Caxias do Sul 15/06/2025

Resenha da Bíblia

Imagens poéticas advindas do famoso texto bíblico fazem o autor refletir sobre aspectos da Serra Gaúcha
Produzido por Paulo Damin, 13/06/2025 às 09:22:38
Paulo Damin é escritor, professor e tradutor em Caxias do Sul
Foto: ARQUIVO PESSOAL

A Serra é um lugar que faz pensar bastante no Eclesiastes:

Eu me voltei e vi

névoa-nada sob o sol

O Eclesiastes, ou Qohélet, na tradução do Haroldo de Campos.

Bom é tradução assim, que a gente não fica com vontade de ir conferir no original. É verdade que não entendo hebraico, árabe, aramaico, grego, latim, mas o texto brasileiro tá tão bom que, sei lá, deixa pra lá o original, com todo o respeito a Elohim.

É um dos livros da Bíblia, o Eclesiastes, como os senhores e senhoras sabem. Viu, vó? Tô lendo a Bíblia!

Imagens poéticas com intenção de ensinamento. Escritas na pedra, na grama, na areia, escritas nas águas do Mar Morto, ressuscitado:

Melhor

uma palma-de-mão cheia

de repouso

que duas mancheias

de fadiga

e fome-vento

Que beleza de conselho onde o trabalho é só que há.
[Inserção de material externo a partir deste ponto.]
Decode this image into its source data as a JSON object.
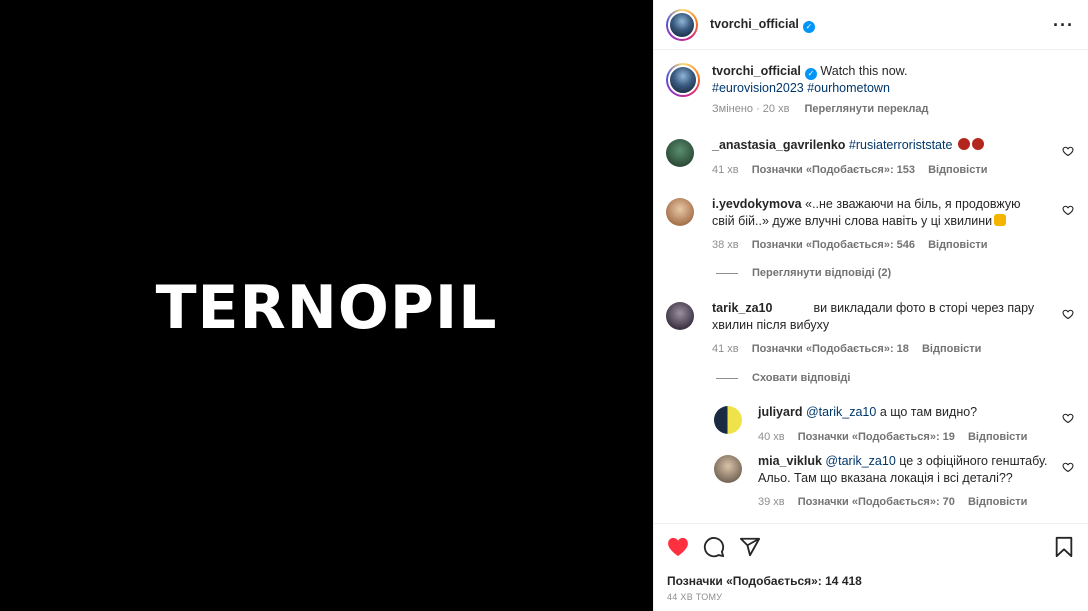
{
  "media": {
    "text": "TERNOPIL"
  },
  "header": {
    "username": "tvorchi_official",
    "verified_mark": "✓",
    "more_label": "···"
  },
  "caption": {
    "username": "tvorchi_official",
    "text": "Watch this now.",
    "hashtags": "#eurovision2023 #ourhometown",
    "edited": "Змінено · 20 хв",
    "translate": "Переглянути переклад"
  },
  "comments": [
    {
      "username": "_anastasia_gavrilenko",
      "text": "#rusiaterroriststate",
      "time": "41 хв",
      "likes": "Позначки «Подобається»: 153",
      "reply": "Відповісти"
    },
    {
      "username": "i.yevdokymova",
      "text": "«..не зважаючи на біль, я продовжую свій бій..» дуже влучні слова навіть у ці хвилини",
      "time": "38 хв",
      "likes": "Позначки «Подобається»: 546",
      "reply": "Відповісти",
      "toggle": "Переглянути відповіді (2)"
    },
    {
      "username": "tarik_za10",
      "text": "ви викладали фото в сторі через пару хвилин після вибуху",
      "time": "41 хв",
      "likes": "Позначки «Подобається»: 18",
      "reply": "Відповісти",
      "toggle": "Сховати відповіді"
    }
  ],
  "replies": [
    {
      "username": "juliyard",
      "mention": "@tarik_za10",
      "text": "а що там видно?",
      "time": "40 хв",
      "likes": "Позначки «Подобається»: 19",
      "reply": "Відповісти"
    },
    {
      "username": "mia_vikluk",
      "mention": "@tarik_za10",
      "text": "це з офіційного генштабу. Альо. Там що вказана локація і всі деталі??",
      "time": "39 хв",
      "likes": "Позначки «Подобається»: 70",
      "reply": "Відповісти"
    }
  ],
  "footer": {
    "likes": "Позначки «Подобається»: 14 418",
    "time_ago": "44 ХВ ТОМУ"
  },
  "icons": {
    "like": "heart-filled-icon",
    "comment": "comment-icon",
    "share": "share-icon",
    "save": "bookmark-icon",
    "comment_like": "heart-outline-icon"
  },
  "colors": {
    "like_red": "#ff3040",
    "link_blue": "#00376b",
    "verified_blue": "#0095f6"
  }
}
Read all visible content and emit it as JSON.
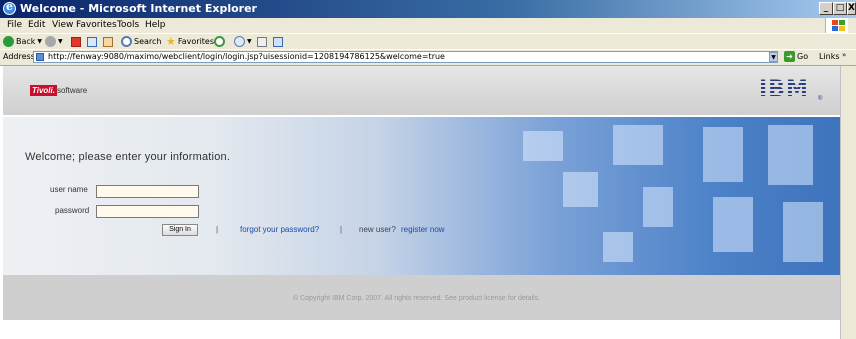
{
  "window": {
    "title": "Welcome - Microsoft Internet Explorer",
    "buttons": {
      "minimize": "_",
      "maximize": "□",
      "close": "X"
    }
  },
  "menu": [
    "File",
    "Edit",
    "View",
    "Favorites",
    "Tools",
    "Help"
  ],
  "toolbar": {
    "back_label": "Back",
    "search_label": "Search",
    "favorites_label": "Favorites"
  },
  "address": {
    "label": "Address",
    "url": "http://fenway:9080/maximo/webclient/login/login.jsp?uisessionid=1208194786125&welcome=true",
    "go_label": "Go",
    "links_label": "Links"
  },
  "brand": {
    "tivoli": "Tivoli.",
    "software": "software",
    "ibm": "IBM",
    "ibm_mark": "®"
  },
  "login": {
    "welcome": "Welcome; please enter your information.",
    "username_label": "user name",
    "password_label": "password",
    "username_value": "",
    "password_value": "",
    "signin_label": "Sign In",
    "separator": "|",
    "forgot_link": "forgot your password?",
    "new_user_text": "new user?",
    "register_link": "register now"
  },
  "footer": {
    "copyright": "© Copyright IBM Corp. 2007. All rights reserved. See product license for details."
  },
  "colors": {
    "titlebar": "#0a246a",
    "tivoli_red": "#c8102e",
    "link_blue": "#1a4ba8",
    "band_blue": "#3e73bd"
  }
}
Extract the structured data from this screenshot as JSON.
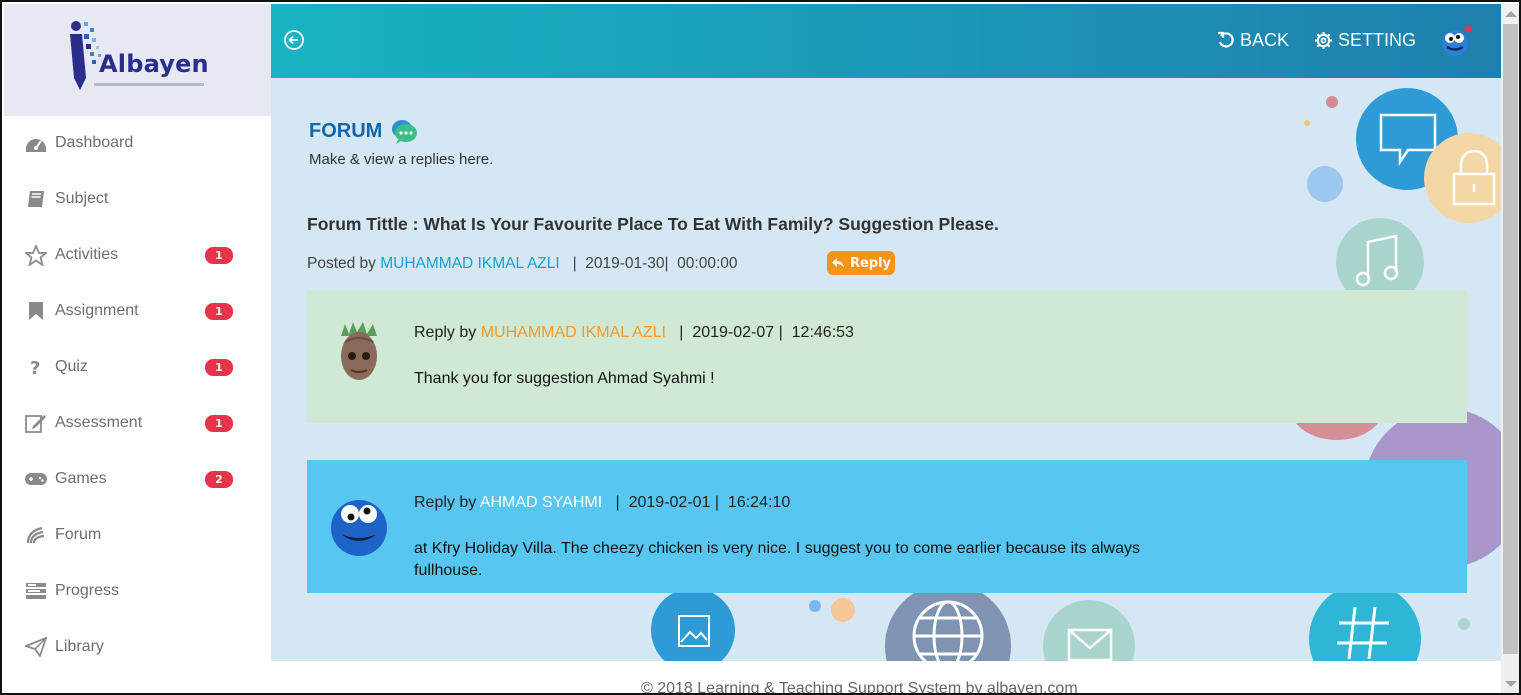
{
  "brand": {
    "name": "Albayen",
    "accent": "#2a2d8a"
  },
  "colors": {
    "header_start": "#18b3c4",
    "header_end": "#1f7fae",
    "badge": "#e8344a",
    "reply_button": "#f59419",
    "link_blue": "#1aa0d8",
    "reply_green_bg": "#d0e9d4",
    "reply_blue_bg": "#57c7f2"
  },
  "sidebar": {
    "items": [
      {
        "label": "Dashboard",
        "icon": "dashboard-icon",
        "badge": ""
      },
      {
        "label": "Subject",
        "icon": "book-icon",
        "badge": ""
      },
      {
        "label": "Activities",
        "icon": "star-icon",
        "badge": "1"
      },
      {
        "label": "Assignment",
        "icon": "bookmark-icon",
        "badge": "1"
      },
      {
        "label": "Quiz",
        "icon": "question-icon",
        "badge": "1"
      },
      {
        "label": "Assessment",
        "icon": "edit-icon",
        "badge": "1"
      },
      {
        "label": "Games",
        "icon": "gamepad-icon",
        "badge": "2"
      },
      {
        "label": "Forum",
        "icon": "forum-icon",
        "badge": ""
      },
      {
        "label": "Progress",
        "icon": "progress-icon",
        "badge": ""
      },
      {
        "label": "Library",
        "icon": "send-icon",
        "badge": ""
      }
    ]
  },
  "header": {
    "back_label": "BACK",
    "setting_label": "SETTING"
  },
  "page": {
    "title": "FORUM",
    "subtitle": "Make & view a replies here."
  },
  "topic": {
    "title": "Forum Tittle : What Is Your Favourite Place To Eat With Family? Suggestion Please.",
    "posted_prefix": "Posted by",
    "author": "MUHAMMAD IKMAL AZLI",
    "date_time": "  |  2019-01-30|  00:00:00",
    "reply_label": "Reply"
  },
  "replies": [
    {
      "prefix": "Reply by",
      "author": "MUHAMMAD IKMAL AZLI",
      "date_time": "  |  2019-02-07 |  12:46:53",
      "text": "Thank you for suggestion Ahmad Syahmi !"
    },
    {
      "prefix": "Reply by",
      "author": "AHMAD SYAHMI",
      "date_time": "  |  2019-02-01 |  16:24:10",
      "text": "at Kfry Holiday Villa. The cheezy chicken is very nice. I suggest you to come earlier because its always fullhouse."
    }
  ],
  "footer": {
    "text": "© 2018 Learning & Teaching Support System by albayen.com"
  }
}
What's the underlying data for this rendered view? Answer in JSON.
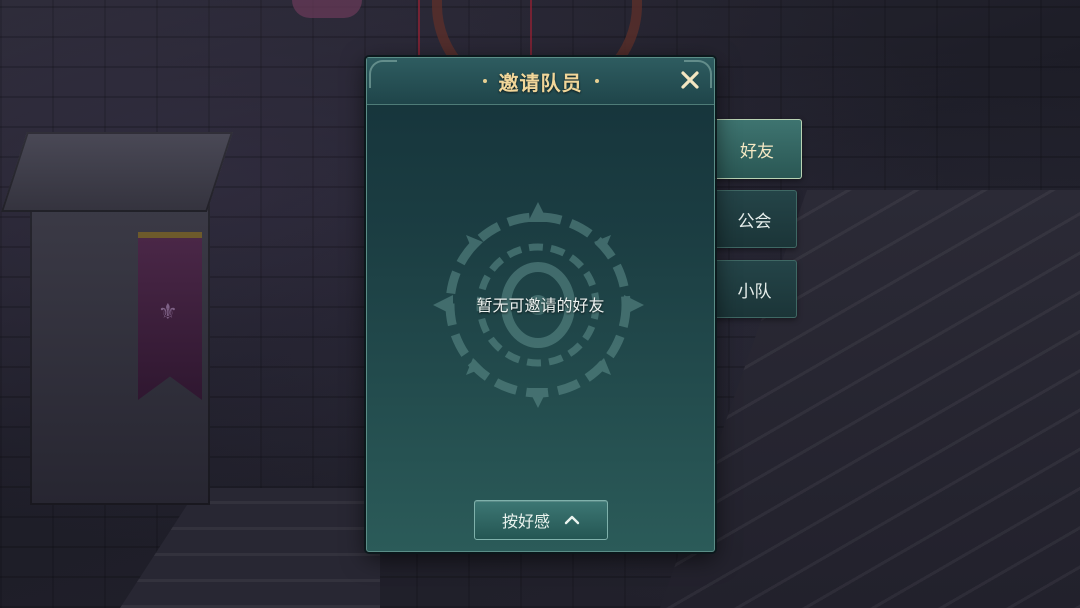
{
  "dialog": {
    "title": "邀请队员",
    "close_icon": "close-icon",
    "empty_message": "暂无可邀请的好友",
    "sort_button": {
      "label": "按好感",
      "icon": "chevron-up-icon"
    }
  },
  "tabs": [
    {
      "label": "好友",
      "active": true
    },
    {
      "label": "公会",
      "active": false
    },
    {
      "label": "小队",
      "active": false
    }
  ],
  "colors": {
    "title_gold": "#f2d79a",
    "panel_teal": "#1b3d42",
    "accent": "#3d7774"
  }
}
Aliás, a única coisa que sei em latim é que trabalho significa problema.

Mas tá, tudo bem. A ideia do Qohélet é essa: tá, tudo bem. A pausa, a vírgula, é o que importa. É a chave da poesia.

Tem outro trecho que lembra não só a Serra, mas o continente, o planeta. Assim:

É névoa-nada

o que se faz sobre a terra.

Há justos que têm a sorte

igual à obra dos iníquos

e iníquos que têm a sorte

igual à obra dos justos.

E eu disse

que também isso

é névoa-nada.

Ou seja, paciência! É cheio de conselhos de paciência, o Qohélet. A parte mais famosa, inclusive, fala sobre a alternância de estações:

Para tudo, seu momento

E tempo pra todo evento, sob o céu

Tempo de rasgar

e tempo de coser

Tempo de calar

e tempo de dizer

Isso é pra ler ouvindo “Turn turn turn”, com The Birds.

Paciência e rock’n’roll. Em janeiro volta o calor.

Talvez eu esteja exagerando. Me passando, como diz o outro-que-sabe, o Qohélet. Talvez já em setembro melhore. Quero aprender a não ser justo em excesso e não me exceder em sabedoria. Pra que provocar minha ruína?

Isso tá no livro, essas últimas frases aí.

E tá no livro também que o negócio é tomar vinho, comer pinhão e se esquentar com a pessoa amada (em tradução minha).

Diz que é por aí a sabedoria.

Paulo Damin é escritor, professor e tradutor em Caxias do Sul.